Foi precavido, deixando seguro de vida para a família, cuja viúva inventariante e cabeça do casal resgatou, por seus procuradores, em  29 de maio de 1905, da “Sociedade de Seguros Mútuos à Vida” denominada “Garantia da Amazônia”, a importância de dez contos de reis (10:000$000), em liquidação da apólice de seguro de vida do falecido[17]. Era casado com d. Maria Thereza de Miranda Mendes (Cotinha Mendes), maranhense, filha do capitão José Félix de Sousa Miranda e de sua esposa Benedita Leopoldina de Miranda. Ao que conseguimos apurar, deixou dois filhos[18]: 1. Christina de Miranda Mendes, nascida em 24 de julho de 1900; casada em 31 de outubro de 1916, na Ilha do Governador, com o catarinense aspirante a Oficial Heitor Cabral de Ulisséa, filho de Ismael Pinto de Ulisséa e Ana Cabral dee Ulisséa; e, 2. Dr. Aluizio de Miranda Mendes, nascido em 1º de novembro de 1901, casado em Paris (França), em data de 1º. de agosto de 1933, com Madalena Clementino Pires.

 

 

 

 

 

 


[1] Membro titular da APL e do IHGPI.

[2] Jornal do Recife,30.8.1891.

[3] O Piauhy, 14.3.1896.

[4] Estado do Piauhy, 31.1.1890. Diário do Maranhão, 11.9.1895. Jornal do Recife, 5.3.1896. Diário de Pernambuco, 7.12.1921.

[5] Fixou residência à Rua S. Theodoro Pacheco, centro da Capital.

[6] PINHEIRO, João. Literatura Piauiense. 3ª Ed.. Coleção Centenário 11. Teresina: APL, 2014.

[7] Jornal do Brasil, 27.6.1893; Gazeta de Notícias, 28.3.1895. Anais da Câmara dos Deputados, sessão de 3.5.1895.

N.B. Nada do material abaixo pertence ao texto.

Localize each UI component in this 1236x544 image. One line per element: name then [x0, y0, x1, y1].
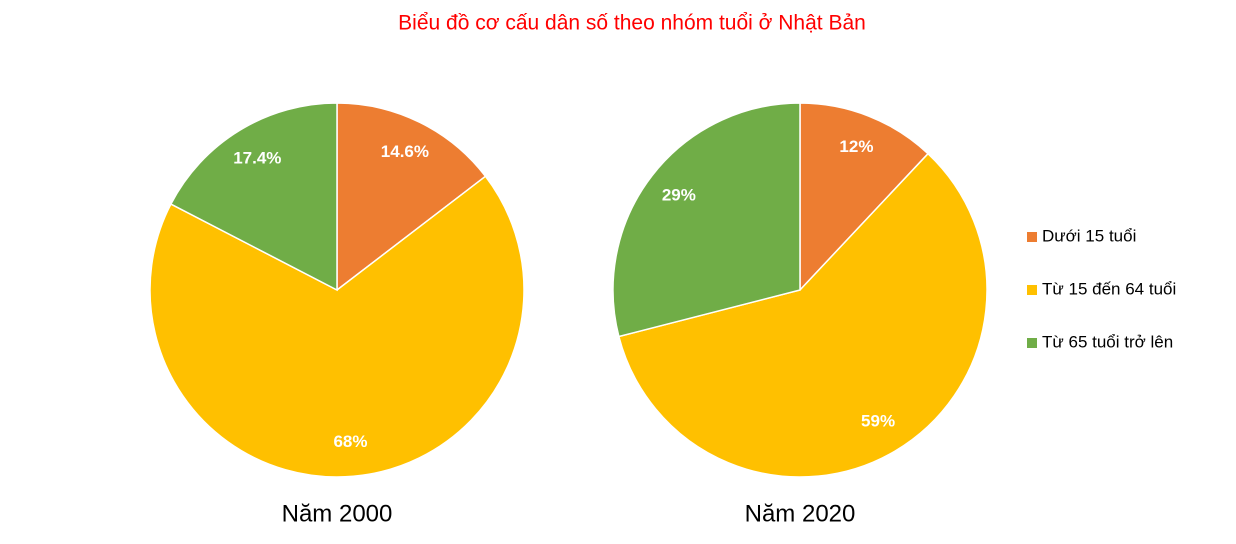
legend-label: Dưới 15 tuổi: [1042, 226, 1136, 245]
data-label: 68%: [333, 432, 367, 451]
legend-label: Từ 15 đến 64 tuổi: [1042, 279, 1176, 298]
data-label: 29%: [662, 186, 696, 205]
pie-slice: [169, 102, 338, 292]
legend-swatch: [1027, 232, 1037, 242]
pie-slice: [617, 152, 988, 478]
data-label: 12%: [839, 137, 873, 156]
pie-slice: [149, 175, 525, 478]
pie-title: Năm 2000: [282, 500, 393, 527]
data-label: 59%: [861, 411, 895, 430]
legend-label: Từ 65 tuổi trở lên: [1042, 332, 1173, 351]
data-label: 17.4%: [233, 148, 281, 167]
chart-title: Biểu đồ cơ cấu dân số theo nhóm tuổi ở N…: [398, 12, 866, 35]
legend-swatch: [1027, 338, 1037, 348]
pie-slice: [799, 102, 930, 292]
pie-slice: [336, 102, 487, 292]
data-label: 14.6%: [381, 142, 429, 161]
pie-slice: [612, 102, 801, 338]
legend-swatch: [1027, 285, 1037, 295]
pie-title: Năm 2020: [745, 500, 856, 527]
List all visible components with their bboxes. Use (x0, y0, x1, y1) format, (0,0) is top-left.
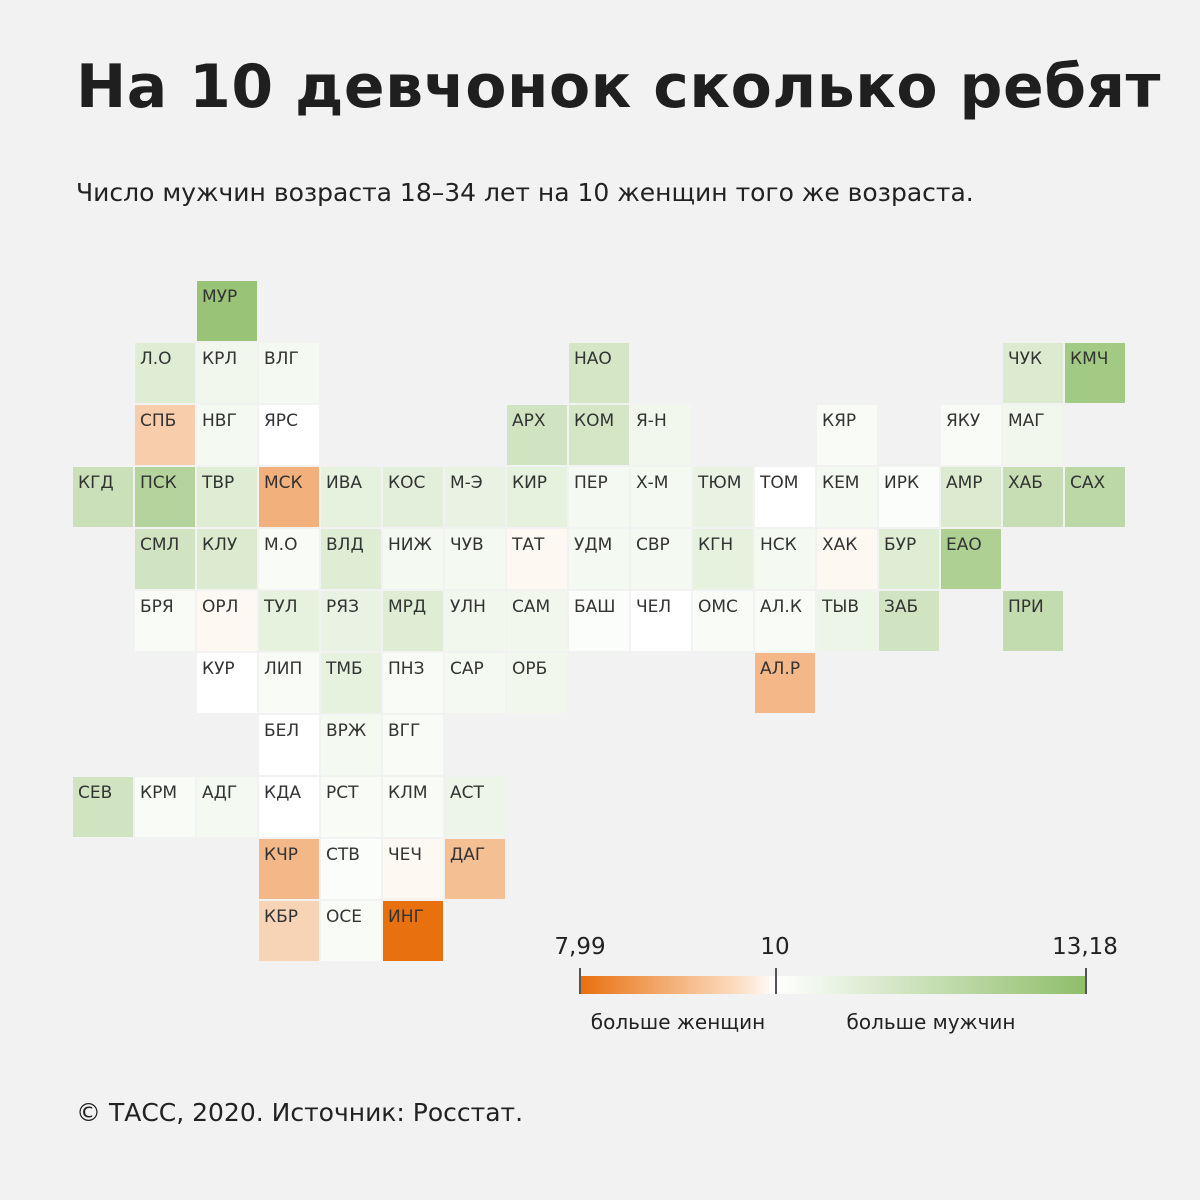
legend-gradient-women (580, 976, 775, 994)
region-tile-21: КОС (383, 467, 443, 527)
region-tile-3: ВЛГ (259, 343, 319, 403)
region-tile-0: МУР (197, 281, 257, 341)
region-tile-82: КБР (259, 901, 319, 961)
legend-caption-men: больше мужчин (846, 1010, 1016, 1034)
region-tile-51: МРД (383, 591, 443, 651)
legend-tick-min (579, 968, 581, 994)
region-tile-11: КОМ (569, 405, 629, 465)
region-tile-58: ТЫВ (817, 591, 877, 651)
region-tile-32: САХ (1065, 467, 1125, 527)
region-tile-27: ТОМ (755, 467, 815, 527)
legend-mid-label: 10 (760, 934, 790, 960)
legend-caption-women: больше женщин (590, 1010, 766, 1034)
region-tile-47: БРЯ (135, 591, 195, 651)
region-tile-77: АСТ (445, 777, 505, 837)
region-tile-33: СМЛ (135, 529, 195, 589)
region-tile-36: ВЛД (321, 529, 381, 589)
region-tile-8: НВГ (197, 405, 257, 465)
region-tile-17: ПСК (135, 467, 195, 527)
legend-tick-max (1085, 968, 1087, 994)
region-tile-26: ТЮМ (693, 467, 753, 527)
region-tile-55: ЧЕЛ (631, 591, 691, 651)
region-tile-18: ТВР (197, 467, 257, 527)
region-tile-74: КДА (259, 777, 319, 837)
region-tile-2: КРЛ (197, 343, 257, 403)
region-tile-42: КГН (693, 529, 753, 589)
region-tile-48: ОРЛ (197, 591, 257, 651)
region-tile-73: АДГ (197, 777, 257, 837)
region-tile-72: КРМ (135, 777, 195, 837)
region-tile-63: ТМБ (321, 653, 381, 713)
region-tile-53: САМ (507, 591, 567, 651)
region-tile-40: УДМ (569, 529, 629, 589)
legend-gradient-men (777, 976, 1085, 994)
region-tile-60: ПРИ (1003, 591, 1063, 651)
legend-max-label: 13,18 (1052, 934, 1118, 960)
region-tile-43: НСК (755, 529, 815, 589)
region-tile-76: КЛМ (383, 777, 443, 837)
source-credit: © ТАСС, 2020. Источник: Росстат. (76, 1098, 524, 1127)
region-tile-31: ХАБ (1003, 467, 1063, 527)
region-tile-28: КЕМ (817, 467, 877, 527)
region-tile-4: НАО (569, 343, 629, 403)
region-tile-61: КУР (197, 653, 257, 713)
region-tile-15: МАГ (1003, 405, 1063, 465)
region-tile-23: КИР (507, 467, 567, 527)
page-subtitle: Число мужчин возраста 18–34 лет на 10 же… (76, 178, 974, 207)
region-tile-71: СЕВ (73, 777, 133, 837)
region-tile-5: ЧУК (1003, 343, 1063, 403)
region-tile-9: ЯРС (259, 405, 319, 465)
region-tile-83: ОСЕ (321, 901, 381, 961)
region-tile-30: АМР (941, 467, 1001, 527)
region-tile-10: АРХ (507, 405, 567, 465)
page-title: На 10 девчонок сколько ребят (76, 52, 1161, 122)
region-tile-80: ЧЕЧ (383, 839, 443, 899)
region-tile-70: ВГГ (383, 715, 443, 775)
region-tile-7: СПБ (135, 405, 195, 465)
region-tile-68: БЕЛ (259, 715, 319, 775)
region-tile-66: ОРБ (507, 653, 567, 713)
region-tile-54: БАШ (569, 591, 629, 651)
region-tile-81: ДАГ (445, 839, 505, 899)
region-tile-49: ТУЛ (259, 591, 319, 651)
legend-tick-mid (775, 968, 777, 994)
region-tile-84: ИНГ (383, 901, 443, 961)
region-tile-59: ЗАБ (879, 591, 939, 651)
region-tile-75: РСТ (321, 777, 381, 837)
region-tile-50: РЯЗ (321, 591, 381, 651)
region-tile-16: КГД (73, 467, 133, 527)
region-tile-44: ХАК (817, 529, 877, 589)
region-tile-12: Я-Н (631, 405, 691, 465)
region-tile-22: М-Э (445, 467, 505, 527)
region-tile-24: ПЕР (569, 467, 629, 527)
region-tile-45: БУР (879, 529, 939, 589)
region-tile-19: МСК (259, 467, 319, 527)
region-tile-39: ТАТ (507, 529, 567, 589)
region-tile-78: КЧР (259, 839, 319, 899)
legend-min-label: 7,99 (554, 934, 606, 960)
region-tile-37: НИЖ (383, 529, 443, 589)
region-tile-14: ЯКУ (941, 405, 1001, 465)
region-tile-41: СВР (631, 529, 691, 589)
region-tile-38: ЧУВ (445, 529, 505, 589)
region-tile-65: САР (445, 653, 505, 713)
region-tile-56: ОМС (693, 591, 753, 651)
region-tile-64: ПНЗ (383, 653, 443, 713)
region-tile-25: Х-М (631, 467, 691, 527)
region-tile-67: АЛ.Р (755, 653, 815, 713)
region-tile-29: ИРК (879, 467, 939, 527)
region-tile-1: Л.О (135, 343, 195, 403)
region-tile-20: ИВА (321, 467, 381, 527)
region-tile-69: ВРЖ (321, 715, 381, 775)
region-tile-35: М.О (259, 529, 319, 589)
region-tile-57: АЛ.К (755, 591, 815, 651)
region-tile-13: КЯР (817, 405, 877, 465)
region-tile-79: СТВ (321, 839, 381, 899)
region-tile-62: ЛИП (259, 653, 319, 713)
region-tile-52: УЛН (445, 591, 505, 651)
region-tile-6: КМЧ (1065, 343, 1125, 403)
region-tile-46: ЕАО (941, 529, 1001, 589)
region-tile-34: КЛУ (197, 529, 257, 589)
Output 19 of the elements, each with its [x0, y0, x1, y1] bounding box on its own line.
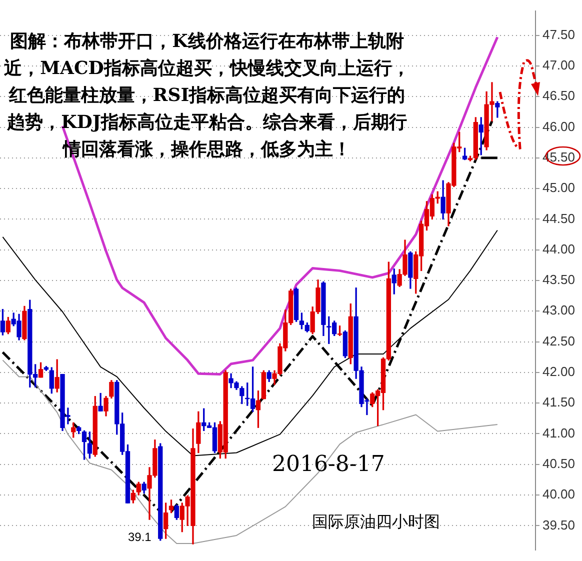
y-tick-label: 41.00 [542, 425, 576, 440]
y-tick-label: 40.00 [542, 486, 576, 502]
annotation: 39.1 [128, 530, 152, 544]
y-tick-label: 42.50 [542, 333, 576, 348]
y-tick-label: 46.00 [542, 118, 576, 134]
annotation: 国际原油四小时图 [312, 512, 440, 533]
annotation: 2016-8-17 [272, 452, 385, 477]
y-tick-label: 43.00 [542, 302, 576, 318]
y-tick-label: 46.50 [542, 88, 576, 104]
y-tick-label: 40.50 [542, 456, 576, 471]
y-tick-label: 47.00 [542, 58, 576, 73]
y-tick-label: 47.50 [542, 26, 576, 42]
y-tick-label: 45.00 [542, 180, 576, 196]
y-tick-label: 44.50 [542, 210, 576, 226]
y-tick-label: 43.50 [542, 272, 576, 288]
y-tick-label: 44.00 [542, 241, 576, 256]
y-tick-label: 41.50 [542, 394, 576, 410]
y-tick-label: 42.00 [542, 364, 576, 380]
y-tick-label: 39.50 [542, 517, 576, 532]
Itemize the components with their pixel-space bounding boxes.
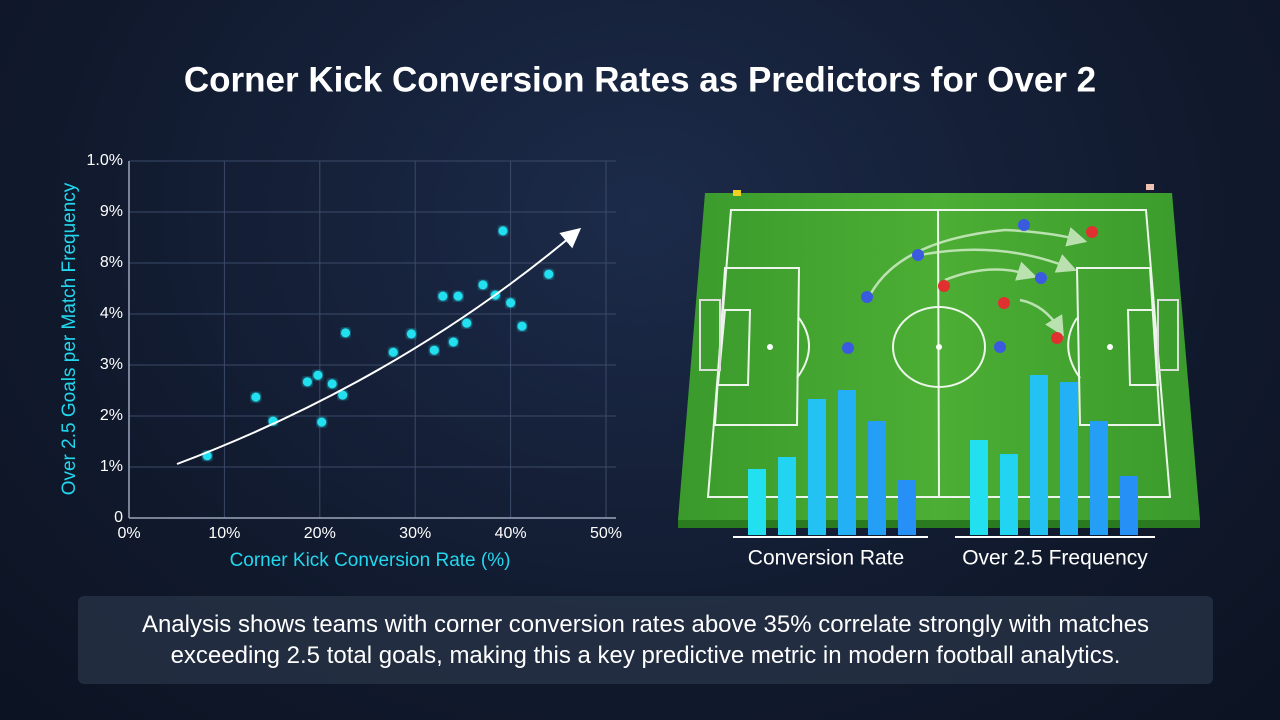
group-label: Over 2.5 Frequency <box>962 547 1148 570</box>
y-tick-label: 9% <box>100 203 123 220</box>
x-axis-label: Corner Kick Conversion Rate (%) <box>230 550 511 571</box>
point <box>448 337 458 347</box>
x-tick-label: 50% <box>590 525 622 542</box>
bar <box>898 480 916 535</box>
trend-arrow <box>176 227 582 465</box>
point <box>544 269 554 279</box>
caption-line: exceeding 2.5 total goals, making this a… <box>170 642 1121 669</box>
bar <box>838 390 856 535</box>
bar <box>808 399 826 535</box>
bar <box>1090 421 1108 535</box>
y-tick-label: 8% <box>100 254 123 271</box>
bar <box>970 440 988 535</box>
bar-chart <box>748 375 1138 535</box>
point <box>498 226 508 236</box>
point <box>429 345 439 355</box>
x-tick-label: 0% <box>117 525 140 542</box>
caption-box: Analysis shows teams with corner convers… <box>78 596 1213 684</box>
caption-line: Analysis shows teams with corner convers… <box>141 611 1150 638</box>
point <box>453 291 463 301</box>
point <box>438 291 448 301</box>
x-tick-label: 30% <box>399 525 431 542</box>
point <box>388 347 398 357</box>
point <box>327 379 337 389</box>
point <box>341 328 351 338</box>
point <box>517 321 527 331</box>
y-tick-label: 1% <box>100 458 123 475</box>
bar <box>1000 454 1018 535</box>
point <box>406 329 416 339</box>
point <box>462 318 472 328</box>
bar <box>778 457 796 535</box>
point <box>313 370 323 380</box>
bar <box>1060 382 1078 535</box>
y-tick-label: 0 <box>114 509 123 526</box>
y-tick-label: 4% <box>100 305 123 322</box>
x-tick-label: 20% <box>304 525 336 542</box>
y-tick-label: 1.0% <box>87 152 123 169</box>
title: Corner Kick Conversion Rates as Predicto… <box>184 60 1096 99</box>
point <box>478 280 488 290</box>
scatter-plot: 0% 10% 20% 30% 40% 50% 0 1% 2% 3% 4% 8% 9% 1.0% <box>87 152 622 542</box>
bar <box>1030 375 1048 535</box>
point <box>338 390 348 400</box>
point <box>251 392 261 402</box>
bar <box>868 421 886 535</box>
bar <box>1120 476 1138 535</box>
point <box>506 298 516 308</box>
group-label: Conversion Rate <box>748 547 904 570</box>
y-tick-label: 2% <box>100 407 123 424</box>
point <box>302 377 312 387</box>
players <box>842 219 1098 354</box>
y-axis-label: Over 2.5 Goals per Match Frequency <box>59 182 80 495</box>
y-tick-label: 3% <box>100 356 123 373</box>
bar <box>748 469 766 535</box>
x-tick-label: 40% <box>495 525 527 542</box>
x-tick-label: 10% <box>208 525 240 542</box>
point <box>317 417 327 427</box>
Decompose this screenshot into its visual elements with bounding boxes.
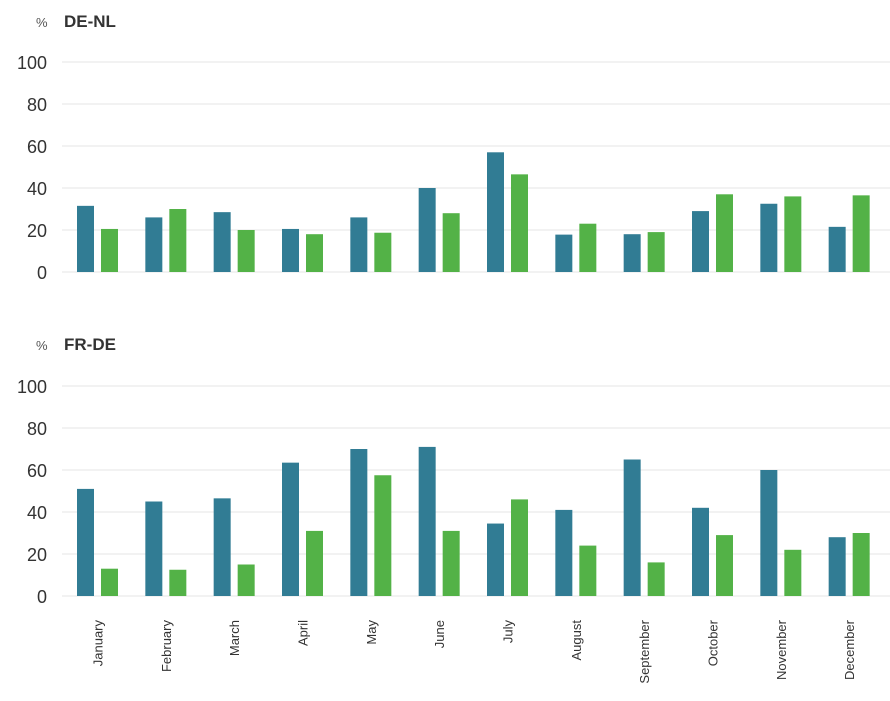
bar-series-1-february — [145, 217, 163, 272]
bar-series-2-may — [374, 475, 392, 596]
bar-series-1-july — [487, 523, 504, 596]
bar-series-2-may — [374, 232, 392, 272]
bar-series-2-november — [784, 549, 802, 596]
bar-series-2-june — [442, 213, 460, 272]
bar-series-1-september — [623, 459, 641, 596]
chart-title: DE-NL — [64, 12, 116, 31]
bar-series-2-september — [647, 562, 665, 596]
bar-series-2-january — [101, 228, 118, 272]
y-tick-label: 100 — [17, 377, 47, 397]
y-tick-label: 20 — [27, 545, 47, 565]
y-tick-label: 0 — [37, 587, 47, 607]
x-tick-label: July — [501, 620, 516, 644]
y-tick-label: 20 — [27, 221, 47, 241]
bar-series-2-july — [511, 174, 528, 272]
bar-series-2-december — [852, 195, 870, 272]
x-tick-label: October — [706, 619, 721, 666]
bar-series-2-december — [852, 533, 870, 596]
y-tick-label: 40 — [27, 503, 47, 523]
x-tick-label: January — [91, 620, 106, 667]
bar-series-1-august — [555, 509, 573, 596]
bar-series-1-october — [692, 507, 709, 596]
bar-series-2-january — [101, 568, 118, 596]
bar-series-2-february — [169, 209, 187, 272]
unit-label: % — [36, 15, 48, 30]
bar-series-1-november — [760, 470, 778, 596]
x-tick-label: June — [432, 620, 447, 648]
bar-series-2-september — [647, 232, 665, 272]
y-tick-label: 60 — [27, 137, 47, 157]
bar-series-2-april — [306, 234, 323, 272]
bar-series-1-january — [77, 205, 94, 272]
bar-series-1-april — [282, 462, 299, 596]
bar-series-1-november — [760, 203, 778, 272]
bar-series-1-january — [77, 488, 94, 596]
bar-series-1-may — [350, 217, 368, 272]
bar-series-2-june — [442, 530, 460, 596]
x-tick-label: August — [569, 620, 584, 661]
x-tick-label: May — [364, 620, 379, 645]
x-tick-label: February — [159, 620, 174, 673]
bar-series-2-february — [169, 569, 187, 596]
bar-series-1-march — [213, 212, 231, 272]
bar-series-2-august — [579, 545, 597, 596]
bar-series-2-october — [716, 535, 733, 596]
y-tick-label: 60 — [27, 461, 47, 481]
x-tick-label: September — [637, 619, 652, 683]
bar-series-1-june — [418, 446, 436, 596]
bar-series-2-october — [716, 194, 733, 272]
bar-series-1-december — [828, 537, 846, 596]
bar-series-1-march — [213, 498, 231, 596]
x-tick-label: April — [296, 620, 311, 646]
bar-series-1-december — [828, 226, 846, 272]
bar-series-2-april — [306, 530, 323, 596]
bar-series-1-september — [623, 234, 641, 272]
unit-label: % — [36, 338, 48, 353]
bar-series-2-march — [237, 564, 255, 596]
y-tick-label: 80 — [27, 95, 47, 115]
bar-series-1-february — [145, 501, 163, 596]
bar-series-1-october — [692, 211, 709, 272]
y-tick-label: 0 — [37, 263, 47, 283]
chart-panel-1: % DE-NL 0 20 40 60 80 100 — [17, 12, 890, 283]
bar-series-1-may — [350, 449, 368, 596]
x-tick-label: December — [842, 619, 857, 680]
bar-series-1-april — [282, 228, 299, 272]
bar-series-2-march — [237, 230, 255, 272]
bar-series-1-july — [487, 152, 504, 272]
y-tick-label: 40 — [27, 179, 47, 199]
bar-series-2-november — [784, 196, 802, 272]
chart-title: FR-DE — [64, 335, 116, 354]
x-tick-label: March — [227, 620, 242, 656]
x-tick-label: November — [774, 619, 789, 680]
chart-panel-2: % FR-DE 0 20 40 60 80 100 January February March Ap… — [17, 335, 890, 684]
bar-series-2-august — [579, 223, 597, 272]
bar-series-1-june — [418, 188, 436, 272]
bar-series-2-july — [511, 499, 528, 596]
y-tick-label: 80 — [27, 419, 47, 439]
bar-series-1-august — [555, 234, 573, 272]
y-tick-label: 100 — [17, 53, 47, 73]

[8] Jornal de Caxias, 3.12.1898.

[9] Jornal de Caxias, 28.1.1899.

[10] Jornal de Caxias, 8.7.1899.

[11] Mensagem apresentada à Câmara Legislativa em 1.6.1900, pelo Gov. Raimundo Arthur de Vasconcelos. Theresina: Typ. do “Piauhy”, 1900.

[12] Nortista, 21.9.1901.

[13] “O Dr. Archelau de Souza Mendes, falecido ultimamente, era candidato apresentado pelo partido republicano governista do Piauhy, ao lugar de conselheiro municipal da capital, na eleição havida em 16 do mez p. passado” (Diário do Maranhão, 1.12.1904).

 

[14] Diário do Maranhão, 14.10.1904.

[15] Meio-irmão, ambos filhos do Dr. Simplício Mendes, sendo irmãs as genitoras.

[16] Diário do Maranhão, 17.11.1904.

[17] Pacotilha, 31.5.1905; Diário do Piauhy, 10.9.1912.

[18] Adelaide de Souza Mendes, faleceu ao nascer em 1899.